Many-Core – the Evolution
Although Intel is investing huge amounts of money for the new micro-architectures, the recent processors from the chip giant – Atom, Core 2 – are based on relatively old, but very well advanced P5/Pentium and P6/Pentium Pro micro-architectures. Moreover, even the infamous Larrabee graphics processor was supposed to be powered by the P54C cores. Logically it may seem that the world’s largest processor maker seems to believe that having loads of cores is more important than having the best single-threaded core.
But it looks like everything is not that simple: Intel still sees single-thread performance as a target and many-core architecture as a research.
X-bit labs: Do you think that in future multi-core processors will sport many simple cores, but not a limited number of advanced cores, like today? Or maybe they will contain of as many advanced cores as possible?
Sebastian Steibl: Being a research person, I cannot comment on decisions of product groups. I can only comment on the trends we see. If you look at today’s software, even today’s multi-core software, to a large extent a lot of things need [maximum] single-thread performance. There are applications that benefit from single-thread performance, but there are [also] applications [which take advantage of] multi-thread performance.
There are implications for future processors. Single-thread performance will continue for a foreseeable amount of time be a requirement. The software industry at large still needs tools to be better prepared for exploit parallelism and this is this is one of the reasons why we have decided to give out SCC to interested academic institutions to advance methods and productivity enhancements for [multi-core] programming research.
For the foreseeable future large cores will play an important role.

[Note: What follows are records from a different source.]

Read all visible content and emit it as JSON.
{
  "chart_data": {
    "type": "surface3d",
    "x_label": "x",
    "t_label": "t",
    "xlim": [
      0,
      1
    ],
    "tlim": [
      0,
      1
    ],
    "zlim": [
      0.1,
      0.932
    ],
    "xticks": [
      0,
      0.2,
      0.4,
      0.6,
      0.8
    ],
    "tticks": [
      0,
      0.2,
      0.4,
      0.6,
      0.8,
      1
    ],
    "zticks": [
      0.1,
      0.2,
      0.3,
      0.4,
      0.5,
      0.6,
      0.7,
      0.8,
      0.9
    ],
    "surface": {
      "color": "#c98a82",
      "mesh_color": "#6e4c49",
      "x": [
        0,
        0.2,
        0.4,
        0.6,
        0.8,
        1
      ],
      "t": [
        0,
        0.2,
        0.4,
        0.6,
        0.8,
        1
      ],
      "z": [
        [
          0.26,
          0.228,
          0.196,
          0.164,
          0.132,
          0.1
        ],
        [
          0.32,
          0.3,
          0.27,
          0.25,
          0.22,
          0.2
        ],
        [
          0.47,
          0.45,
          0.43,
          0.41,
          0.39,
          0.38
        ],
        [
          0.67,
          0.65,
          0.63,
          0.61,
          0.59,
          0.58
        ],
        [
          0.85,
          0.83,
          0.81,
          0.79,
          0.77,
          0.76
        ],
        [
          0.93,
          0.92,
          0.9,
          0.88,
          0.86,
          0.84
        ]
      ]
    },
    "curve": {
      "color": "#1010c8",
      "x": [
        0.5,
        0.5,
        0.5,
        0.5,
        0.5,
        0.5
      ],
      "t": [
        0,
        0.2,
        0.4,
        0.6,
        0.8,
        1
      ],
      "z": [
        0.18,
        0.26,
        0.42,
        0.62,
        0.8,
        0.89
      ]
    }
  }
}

There are may ways to boost performance of microprocessors. One of the ways to implement new instructions, like I case of Intel AVX. Another way is to implement special-purpose accelerators, like in case of AMD Fusion program. But which way is better?
X-bit labs: What is more progressive and economically feasible for high-end processors, to implement new instructions or certain special purpose accelerators or ALUs like those inside GPUs or a wide vector processing unit (those are similar though)?
Sebastian Steibl: I think they are similar [approaches]… In high-performance processing we need vector units, which we have been adding [for ages now] and we are getting good results out of it . In the mobile space, accelerators play an important role since mobile computing becomes more and more dominant. I could see a future that will have both of them. We actually have research programs that look into both dimensions.
X-bit labs: Do you think that x86 with accelerators (VLIW vector units, whatever) will be able to rapidly process graphics?
Jon Peddie: Absolutely! Intel's new Sandy Bridge processor, AMD's new Llano processor and its little brother, Ontario, will do just that. We will have the hardware readily available by 2011, [but] the software to exploit it will probably not be available until 2012 or 2013.
X-bit labs: What is the reason why Intel decided to allow software to determine the amount of cores to use? Maybe usage of an ultra-threaded dispatch processor – like the one used in GPUs – would be more efficient in terms of efficiency and complexity of software?
Sebastian Steibl: The SCC is a research vehicle, we wanted it be as experimental platform as possible. Having this architecture, we have software data flow, management of execution; it is much better – for a development platform – to have this kind of capability rather than to have a fixed-function unit. Maybe, a fixed-function [data scheduler] is more efficient, but having this program [allows us to] give more flexibility to software organizations.
X-bit labs: Do you believe that many-core CPUs (in a decade or more from now or so) will be able to process both general data and graphics?
Jon Peddie: If graphics operations can be reduced to geometric functions like tessellation and image functions like shaders, without the need for specialized processors (such as a texture processor, video scalar, or colour lookup tables). Then the answer is absolutely ‘yes’. Furthermore, I think it will happen less than five years and probably as soon as three. The reason for specialized processors is to overcome the processing time of scalar processors. With multi-core CPUs and high clock rates, we can be extravagant with the software load and run general purpose processors for highly specialized applications.